Tuesday, 19 June 2018

Tuesday thoughts

The sun continues to shine. The temperatures creep up. People still complain that the water in the pool is “helada” - icy. Not so! They exaggerate. It always feels colder when the weather is hot. By evening the water feels quite warm - warmed by the day’s sun but also contrasting the cooler air of the evening.

I ran to the lighthouse again this morning and back along the beach, dipping my toes into the seawater. No doubt my Fitbit will downgrade my run, not giving me 100% effort because I slowed down to run in the sea.

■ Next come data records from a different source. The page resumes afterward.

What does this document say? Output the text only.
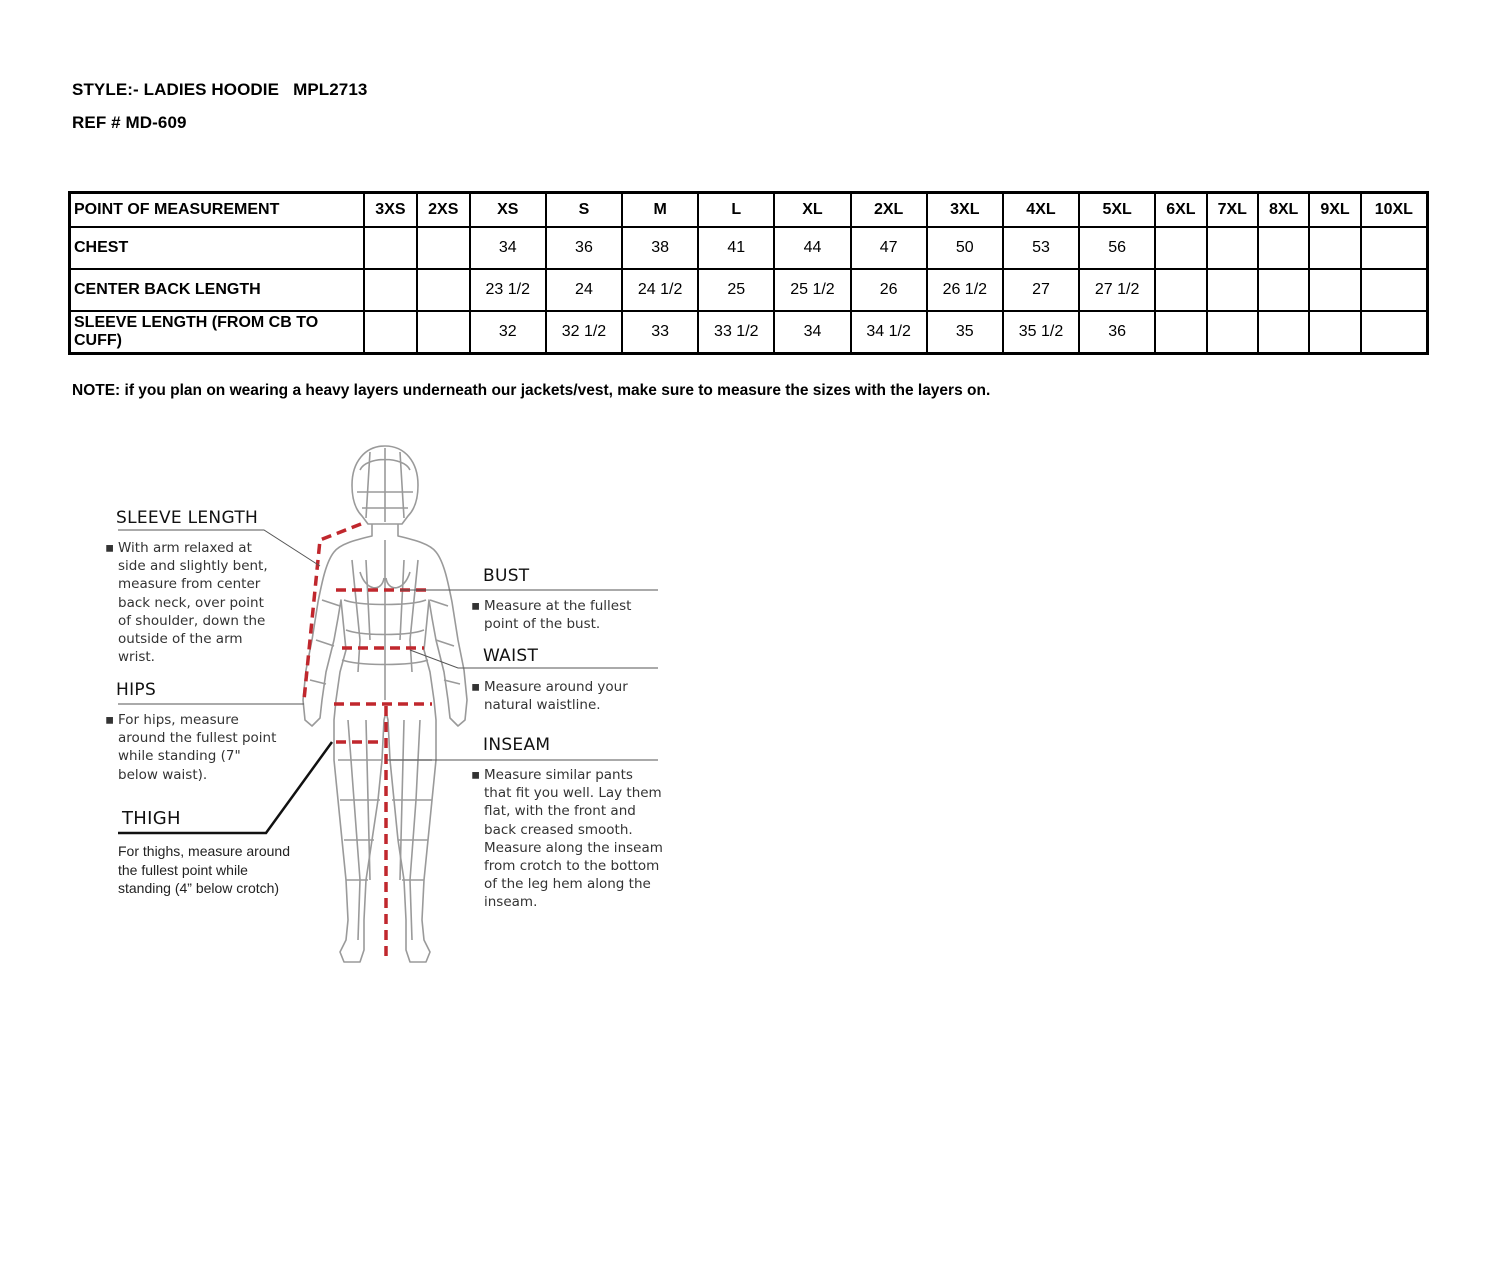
STYLE:- LADIES HOODIE MPL2713
REF # MD-609
POINT OF MEASUREMENT	3XS	2XS	XS	S	M	L	XL	2XL	3XL	4XL	5XL	6XL	7XL	8XL	9XL	10XL
CHEST			34	36	38	41	44	47	50	53	56					
CENTER BACK LENGTH			23 1/2	24	24 1/2	25	25 1/2	26	26 1/2	27	27 1/2					
SLEEVE LENGTH (FROM CB TO CUFF)			32	32 1/2	33	33 1/2	34	34 1/2	35	35 1/2	36					
NOTE: if you plan on wearing a heavy layers underneath our jackets/vest, make sure to measure the sizes with the layers on.
SLEEVE LENGTH
▪ With arm relaxed at side and slightly bent, measure from center back neck, over point of shoulder, down the outside of the arm wrist.
HIPS
▪ For hips, measure around the fullest point while standing (7" below waist).
THIGH
For thighs, measure around the fullest point while standing (4” below crotch)
BUST
▪ Measure at the fullest point of the bust.
WAIST
▪ Measure around your natural waistline.
INSEAM
▪ Measure similar pants that fit you well. Lay them flat, with the front and back creased smooth. Measure along the inseam from crotch to the bottom of the leg hem along the inseam.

It amuses me that my Fitbit grades my exercise. It does not recognise time spent on a static bike, although no doubt there is a way of making it do this. The rowing machine is a different matter, presumably because you actually move to and fro and this registers on the GPS system as movement. 

It registers my sleep as well, telling me how much deep sleep, light sleep, dreaming sleep and disturbed sleep I have each night. Surprisingly little deep sleep! I always said I was a light sleeper.

I read something the other day about the amount of sleep we need. This suggested that the politicians who claim, as Margaret Thatcher did, to get by, no, more than get by, to function perfectly well on four hours sleep a night are kidding the selves and us. This is part of what it said:- “Some politicians and CEOs boast that they need only four hours’ sleep, but it simply isn’t true. Take Donald Trump, for example. If this were the case, the scientific evidence would suggest he would be overweight, show erratic behaviour, poor judgment and frequent mood swings”

There’s a surprise for us all then!! Who would have thought it?

Down on the beach was another fine example of sand sculpture, not in the same place as the previous one, so maybe by a different artist.

I sent a photo of it to my son, who has always been a great admirer of castles and a prodigious builder of sandcastles. He said he assumed, correctly, that I had not built it and sent me in return a photo of the much simpler castle built by himself and his four-year-old daughter on the beach at Baiona.

It’s good to see family traditions maintained from one generation to another.